Images were published inside an article entitled "Anterior Orbital Myiasis Caused by Human Botfly," published in the July 2000 number of the Archives of Ophthalmology, a journal of the American Medical Association.
"Myiasis" is the medical term for a maggot (fly larva) infestation of a living body. In this case, the patient was a 5-year-old boy treated by U.S. Air Force surgeons in a rural area of the Republic of Honduras. "The respiratory pore of a late-stage larva of the human botfly (Dermatobia hominis) was located in the anterior orbit," says the article abstract. "The larva was gently removed under general anesthesia through a small incision in the conjunctiva." The patient was apparently none the worse for wear.
According to entomologists, the human botfly lays its eggs on the bodies of other insects (such as mosquitoes), which then transfer the eggs to animal or human hosts by direct contact. When a botfly egg hatches, the larva burrows into the host's skin head-first and begins feeding.
This nasty creature is found mainly in Central and South America, but there are other species of flies known to responsible for cases of myiasis in North America, mainly blowflies. According to an epidemiological study conducted in 2000, most instances of myiasis acquired in the United States are the result of blowflies laying their eggs in pre-existing wounds.
Capt Randall L. Goodman, USAF, MC; Col Michael A. Montalvo, USAF, MC; Maj J. Brian Reed, USAF, MC; LTC Frank W. Scribbick, USA, MC; Chad P. McHugh, MPH, PhD; Randall L. Beatty, MD; Ricardo Aviles, MD
A 5-YEAR-OLD boy with inferior orbital swelling and an erythematous mass arising from the inferior cul-de-sac of his right eye (Figure 1 and Figure 2 to the right) was seen by an Air Force Mobile Ophthalmic Surgical Team working in a rural area of the Republic of Honduras. The respiratory pore of a late-stage larva of the human botfly (Dermatobia hominis) was located in the anterior orbit. The larva was gently removed under general anesthesia through a small incision in the conjunctiva (Figure 3, Figure 4, and Figure 5 to the right).
Figure 1. Five-year-old Honduran boy with right inferior orbital swelling and erythema.
Figure 2. Examination under anesthesia, demonstrating right eye chemosis and inferior cul-de-sac mass.

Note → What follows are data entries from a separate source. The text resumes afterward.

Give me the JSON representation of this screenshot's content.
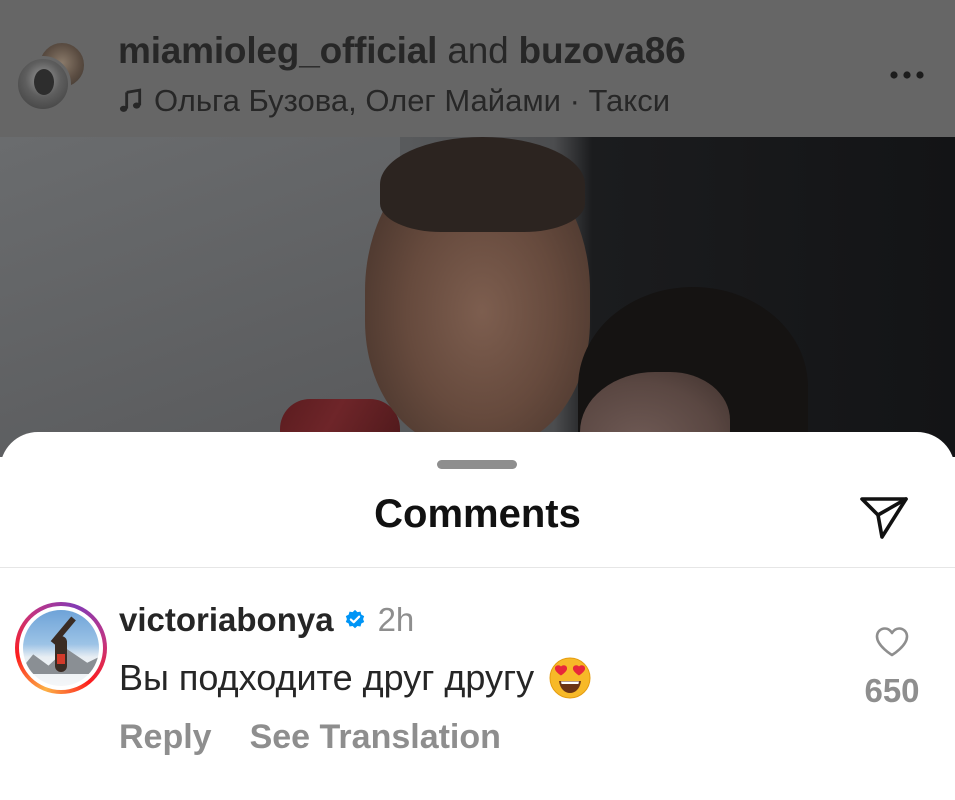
{
  "post": {
    "owner_primary": "miamioleg_official",
    "owner_join": "and",
    "owner_secondary": "buzova86",
    "music": "Ольга Бузова, Олег Майами · Такси",
    "music_icon": "music-note-icon",
    "more_icon": "more-horizontal-icon"
  },
  "comments_sheet": {
    "title": "Comments",
    "share_icon": "send-paper-plane-icon",
    "items": [
      {
        "username": "victoriabonya",
        "verified": true,
        "time": "2h",
        "text": "Вы подходите друг другу",
        "emoji": "😍",
        "reply_label": "Reply",
        "translate_label": "See Translation",
        "like_count": "650"
      }
    ]
  },
  "colors": {
    "dim_overlay": "#666666",
    "verified_blue": "#0095f6",
    "secondary_text": "#8e8e8e",
    "primary_text": "#262626"
  }
}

Figure 3. A large white larva being removed from the right anterior orbit through a conjunctival incision.
Figure 4. Complete late-stage human botfly larva immediately after removal.
Figure 5. Based on the morphology of the anterior and posterior spiracles and the exterior spines, the larva was determined to be a mature larva of the human botfly (Dermatobia hominis).
Ophthalmomyiasis refers to the invasion of the lids, conjunctiva, cornea, and rarely the orbit or globe of the mammalian eye by fly larvae (order Diptera).
The sheep nasal botfly (Oestrus ovis) is the most common cause of ophthalmomyiasis.